La Saffo di Montanari: un falso originale
In realtà i meravigliosi versi leopardiani erano stati preceduti qualche anno prima da un’originale operazione letteraria, e cioè un testo romanzesco scritto da Alessandro Verri dal titolo Le avventure di Saffo poetessa di Mitilene, edito a Roma nel 1782. Il letterato milanese narra la vicenda fingendo di tradurre un testo greco, proprio come ha fatto – oltre duecento anni dopo – un grande filologo come Franco Montanari (sì, proprio l’autore del dizionario GI di Loescher), del quale è stato da poco riedito un prezioso volumetto già stampato nel 2005 dal titolo Saffo. Autobiografia segreta. Confessioni di una poetessa, Guida editore, Napoli 2019.
Il libro di Montanari, che fa parte di una collana dal nome ossimorico di “Falsi originali”, prende infatti origine dalla finzione del ritrovamento di un papiro con una sorta di diario segreto (in prosa) della poetessa greca. Da qui una narrazione – gradevole e avvincente – ottenuta mediante una sapiente “cucitura” delle notizie sicure della vita della donna con altre che l’autore costruisce ad hoc, usando però un criterio che definirei di verosimiglianza.
Se infatti non manca qualche coraggiosa innovazione (ad esempio il finale, che però non svelo…) il fil rouge del racconto sono i versi stessi di Saffo, nitidamente tradotti da Montanari; e questa presenza – per così dire – “documentaria” ci invita a farci ingannare da questo “falso originale”, nel quale il lettore smaliziato troverà anche qualche allusione letteraria ad autori d’epoca successiva (da Dante a Kant, tra gli altri).
Ne emerge l’immagine di una donna libera, a tratti spregiudicata, consapevole del proprio ruolo educativo svolto nel tiaso (che comporta anche un’iniziazione omosessuale delle discepole), ma nel contempo pronta a lasciarsi trascinare in turbolente e appassionate relazioni sentimentali con uomini giovani e avvenenti, in primis con il “collega” Alceo (che nei suoi versi aveva lodato la «chioma di viola» dell’amica).
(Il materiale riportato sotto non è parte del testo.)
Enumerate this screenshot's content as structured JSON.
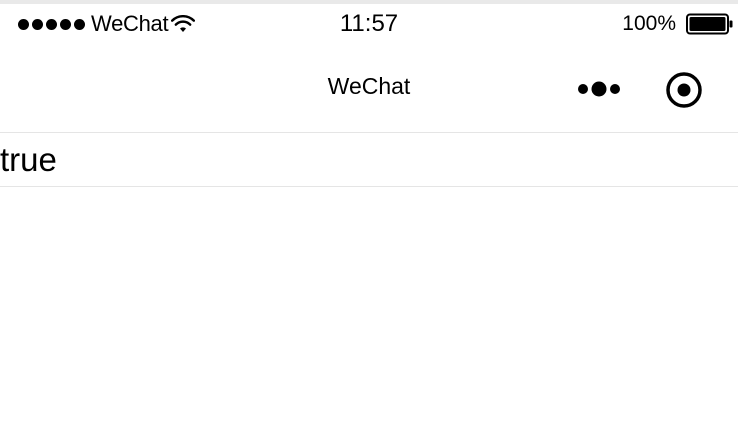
{
  "status_bar": {
    "signal_icon": "signal-dots-icon",
    "carrier": "WeChat",
    "wifi_icon": "wifi-icon",
    "time": "11:57",
    "battery_percent": "100%",
    "battery_icon": "battery-icon",
    "battery_level": 1.0
  },
  "nav_bar": {
    "title": "WeChat",
    "more_icon": "more-dots-icon",
    "close_icon": "close-target-icon"
  },
  "main": {
    "value_text": "true"
  }
}
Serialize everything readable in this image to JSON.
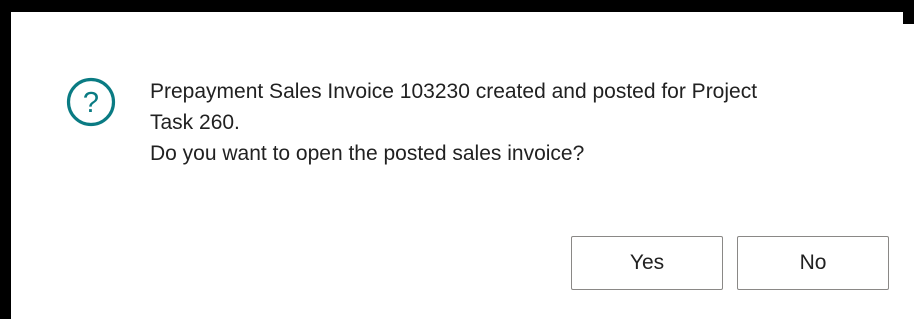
{
  "dialog": {
    "icon": "question-icon",
    "icon_color": "#0a7b83",
    "message_lines": [
      "Prepayment Sales Invoice 103230 created and posted for Project",
      "Task 260.",
      "Do you want to open the posted sales invoice?"
    ],
    "yes_label": "Yes",
    "no_label": "No"
  }
}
Tale livello di emancipazione, ovviamente, non era troppo ben visto dai benpensanti del tempo!
Al di là della fiction, c’è però una frase che ci consegna una Saffo che non può non essere vera, quando scrive: «In certi momenti, che fossero gli dèi o il mio essere più segreto, la mia poesia si sostituiva a me, anzi era me stessa, più vera del vero» (p. 43). Perché, a prescindere da tutto, è la sua arte che l’ha resa immortale; un’arte nella quale la sua vita (felice o meno) è stata sublimata e collocata, pur nella sua enigmatica frammentarietà, sub specie aeternitatis.
La Saffo di Ugo Pontiggia, tra leggerezza ed essenzialità
Chi vuole approcciarsi alle liriche di questa grande artista, tra l’altro, ha da oggi uno strumento bibliografico in più, e cioè il volume a cura di Ugo Pontiggia, Saffo ritrovata, La finestra editrice, Lavis (TN) 2020.
Pontiggia si era già cimentato traducendo e commentando gli epigrammi di Anite (e ne ho parlato su queste colonne) e le poesie d’amore di Ibico; ed è come se si fosse gradualmente preparato ad avvicinarsi a un “mostro sacro” come Saffo, della quale ci propone una silloge di venticinque testi, accompagnati da un’introduzione e da qualche breve nota esplicativa.
Non si tratta – è bene dirlo – di un’edizione per specialisti, e lo stesso curatore ne è ben consapevole. Si tratta invece di un garbato invito ad accostarsi a una poesia complessa avendo la «leggerezza» dei versi come punto di riferimento. Una leggerezza che è conquista formale e grazia comunicativa, come pure «accettazione del mondo e dei suoi misteri» (p. 20); ma che non deve essere identificata con la «debolezza femminile» (p. 20) o la semplicità, perché in queste liriche «il divino si manifesta nel potere con cui domina la mente e il corpo dei mortali» (p. 19), e anzi in esse «vi è… qualcosa che c’interroga e ci mette a disagio rispetto alla sfida di Saffo: declinare poesia, bellezza, verità, violenza» (p. 21).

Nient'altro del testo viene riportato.